Bona's Gets TV Production Truck

By Tom Missel
Director of Media Relations/Marketing


You’d never know it from the outside, but the non-descript trailer is a “learning laboratory” on the inside, giving St. Bonaventure University’s School of Journalism and Mass Communication a “magnet” to attract students “that no other school in the country has.”

Game Creek Video has given the university a television production trailer, originally valued at $5 million when it was designed by Unitel Video in 1988. Game Creek engineer Tom Kline and Buffalo video engineer Paul Halsey visited campus Friday morning to show faculty and students how to operate the equipment on the 48-foot trailer.

Journalism lecturer Paul Wieland invited CBS producer Mark Wolff, father of Alex Wolff, one of Wieland’s students, to serve as a guest speaker in one of his courses. Wieland mentioned that he needed equipment to teach a production course.

“Two weeks later, I get a message from Mark that he not only found some equipment for us, he also found a truck. I thought he was kidding,” Wieland said. “Everybody at the school is just thrilled. What a student magnet this is going to be.

“Our journalism program is pretty strong, but this is the coolest thing. No other school in the country has anything like this. It’s like Santa Claus came.”

Mark Wolff had reached out to Ken Aagaard of CBS Sports, who put in a call to Ray Cantwell at Game Creek Video, who just happened to have a truck sitting around.

“It’s a well thought-out truck that’s exceptionally well designed, but it’s analog SD (standard definition), so we weren’t having any luck selling it,” said Game Creek Video President Pat Sullivan. “Ray came to me and told me about this conversation with Mark Wolff. I know that St. Bonaventure has a pretty active TV-production program. I contacted them, and the truck was on its way.”

In Game Creek’s early years, the company — headquartered in Hudson, N.H. — did a fair amount of work in the Atlantic 10 conference, home to St. Bonaventure.

“We were at St. Bonnie’s a lot, and people were always really grateful to us,” said Sullivan. “Trucks are meant to be used, not sit dormant. It was not a difficult decision.”

Because the equipment on the truck is analog and not high-definition, the value is now about $200,000. But it’s “priceless” as a learning tool for the university, said Wieland, who was more familiar with the donation than he first realized.
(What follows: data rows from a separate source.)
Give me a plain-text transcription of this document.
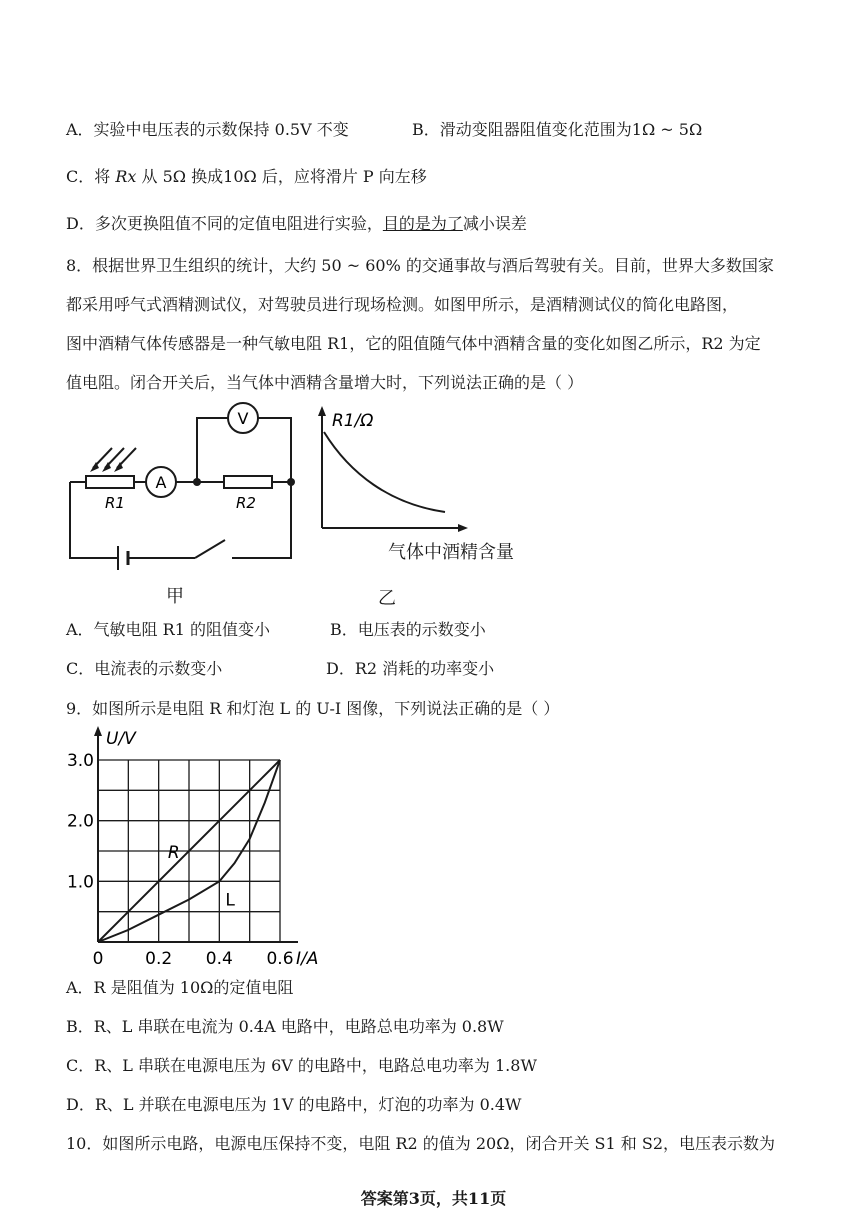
A．实验中电压表的示数保持 0.5V 不变	B．滑动变阻器阻值变化范围为1Ω ~ 5Ω
C．将 Rx 从 5Ω 换成10Ω 后，应将滑片 P 向左移
D．多次更换阻值不同的定值电阻进行实验，目的是为了减小误差
8．根据世界卫生组织的统计，大约 50 ~ 60% 的交通事故与酒后驾驶有关。目前，世界大多数国家
都采用呼气式酒精测试仪，对驾驶员进行现场检测。如图甲所示，是酒精测试仪的简化电路图，
图中酒精气体传感器是一种气敏电阻 R1，它的阻值随气体中酒精含量的变化如图乙所示，R2 为定
值电阻。闭合开关后，当气体中酒精含量增大时，下列说法正确的是（ ）
V
A
R1	R2
甲
R1/Ω
气体中酒精含量
乙
A．气敏电阻 R1 的阻值变小	B．电压表的示数变小
C．电流表的示数变小	D．R2 消耗的功率变小
9．如图所示是电阻 R 和灯泡 L 的 U-I 图像，下列说法正确的是（ ）
U/V
I/A
0 0.2 0.4 0.6
1.0
2.0
3.0
R
L
A．R 是阻值为 10Ω的定值电阻
B．R、L 串联在电流为 0.4A 电路中，电路总电功率为 0.8W
C．R、L 串联在电源电压为 6V 的电路中，电路总电功率为 1.8W
D．R、L 并联在电源电压为 1V 的电路中，灯泡的功率为 0.4W
10．如图所示电路，电源电压保持不变，电阻 R2 的值为 20Ω，闭合开关 S1 和 S2，电压表示数为
答案第3页，共11页
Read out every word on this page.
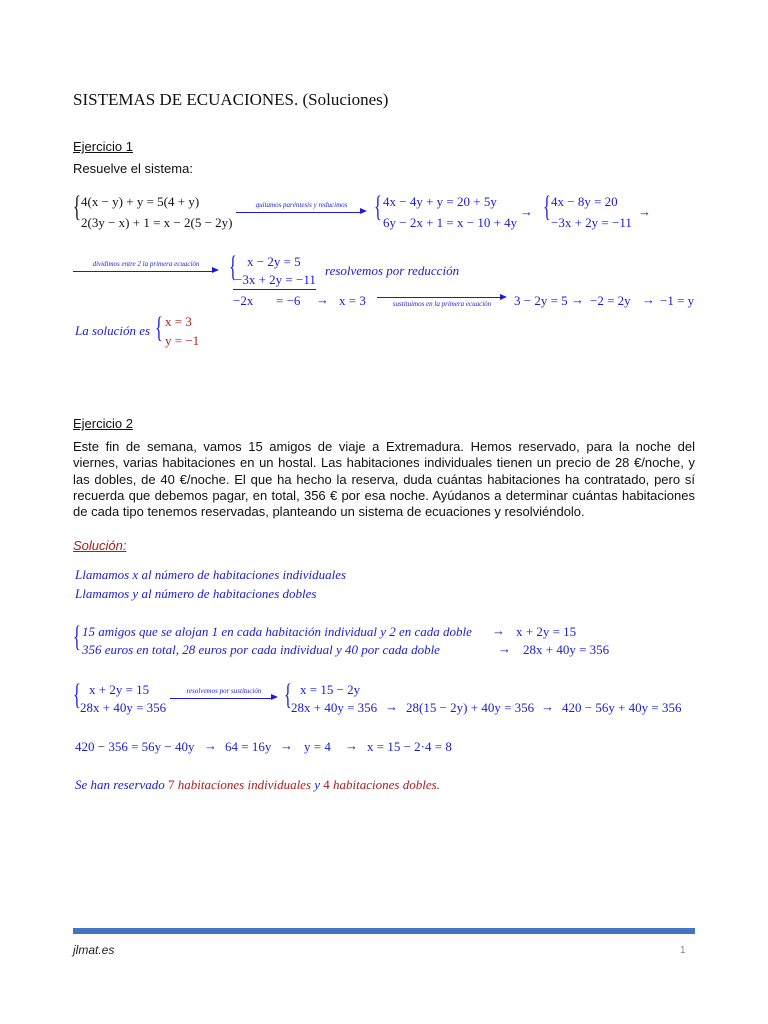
SISTEMAS DE ECUACIONES. (Soluciones)
Ejercicio 1
Resuelve el sistema:
{ 4(x − y) + y = 5(4 + y)
2(3y − x) + 1 = x − 2(5 − 2y)
quitamos paréntesis y reducimos { 4x − 4y + y = 20 + 5y
6y − 2x + 1 = x − 10 + 4y
→ { 4x − 8y = 20
−3x + 2y = −11
→
dividimos entre 2 la primera ecuación { x − 2y = 5
−3x + 2y = −11
resolvemos por reducción
−2x = −6 → x = 3	sustituimos en la primera ecuación	3 − 2y = 5 → −2 = 2y → −1 = y
La solución es { x = 3
y = −1
Ejercicio 2
Este fin de semana, vamos 15 amigos de viaje a Extremadura. Hemos reservado, para la noche del viernes, varias habitaciones en un hostal. Las habitaciones individuales tienen un precio de 28 €/noche, y las dobles, de 40 €/noche. El que ha hecho la reserva, duda cuántas habitaciones ha contratado, pero sí recuerda que debemos pagar, en total, 356 € por esa noche. Ayúdanos a determinar cuántas habitaciones de cada tipo tenemos reservadas, planteando un sistema de ecuaciones y resolviéndolo.
Solución:
Llamamos x al número de habitaciones individuales
Llamamos y al número de habitaciones dobles
{ 15 amigos que se alojan 1 en cada habitación individual y 2 en cada doble → x + 2y = 15
356 euros en total, 28 euros por cada individual y 40 por cada doble	→ 28x + 40y = 356
{ x + 2y = 15
28x + 40y = 356
resolvemos por sustitución { x = 15 − 2y
28x + 40y = 356 → 28(15 − 2y) + 40y = 356 → 420 − 56y + 40y = 356
420 − 356 = 56y − 40y → 64 = 16y → y = 4 → x = 15 − 2·4 = 8
Se han reservado 7 habitaciones individuales y 4 habitaciones dobles.
jlmat.es	1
“I looked up the specs on the truck and realized I used to direct on that same truck when it was owned by Unitel back in the ’90s,” Wieland said with a laugh.

Built in 1988, the 48-foot double-expando truck was once one of the signature mobile units in the country, taking on big-ticket entertainment shows like the Academy Awards. As a former freelance producer and director — as well as longtime head of the Buffalo Sabres’ television operations — Wieland worked in the truck, among other production trucks, before leaving seven years ago to teach at St. Bonaventure.

Thanks to the gift, two new sports-specific production courses are in the works, Wieland said.

Game Creek has a contract with the Buffalo Sabres, whose home ice is 70 miles north of St. Bonaventure, so an engineer will be able to spend significant time on campus giving Wieland’s team a rundown on the truck. With the equipment already inside, “it could do a college basketball game tomorrow,” Sullivan said.

The truck will be eventually be moved this summer near the Reilly Center, with cables run into the building and out to the athletic fields to facilitate game and event production, Wieland said. The truck should be able to be used for class instruction by the fall.

That equipment includes a Grass Valley 3000 switcher, four hard Ikegami cameras with Canon lenses, three hand-held Ikegami cameras, four Sony W75 Beta decks, a Yamaha 3500 audio console, a Chyron Infinit, and an Abekas DVEous. Wieland hopes the production truck will allow the journalism program’s 295 students to provide content for Time Warner’s Upstate New York sports channel.

“The thrust of the truck would be to provide in standard-def a series of sporting events to Time Warner,” Wieland said. “They don’t do any high-def stuff themselves, so we could actually turn out product and make it a learning laboratory for baseball, women’s basketball, men’s basketball, soccer, lacrosse, and whatever else comes down the pipeline. The kids will be able to learn doing real events, not just theory.”

Wieland will also bring in adjunct professors to teach specific modules on technical production, asking his friends from the Sabres’ production team, for example, to teach one on graphics.

In the photo, courtesy of St. Bonaventure University, Seniors Jeff Landers of Marathon and Meghan Rossman of Lewiston look over the equipment in the TV production truck with Paul Wieland, SBU faculty member.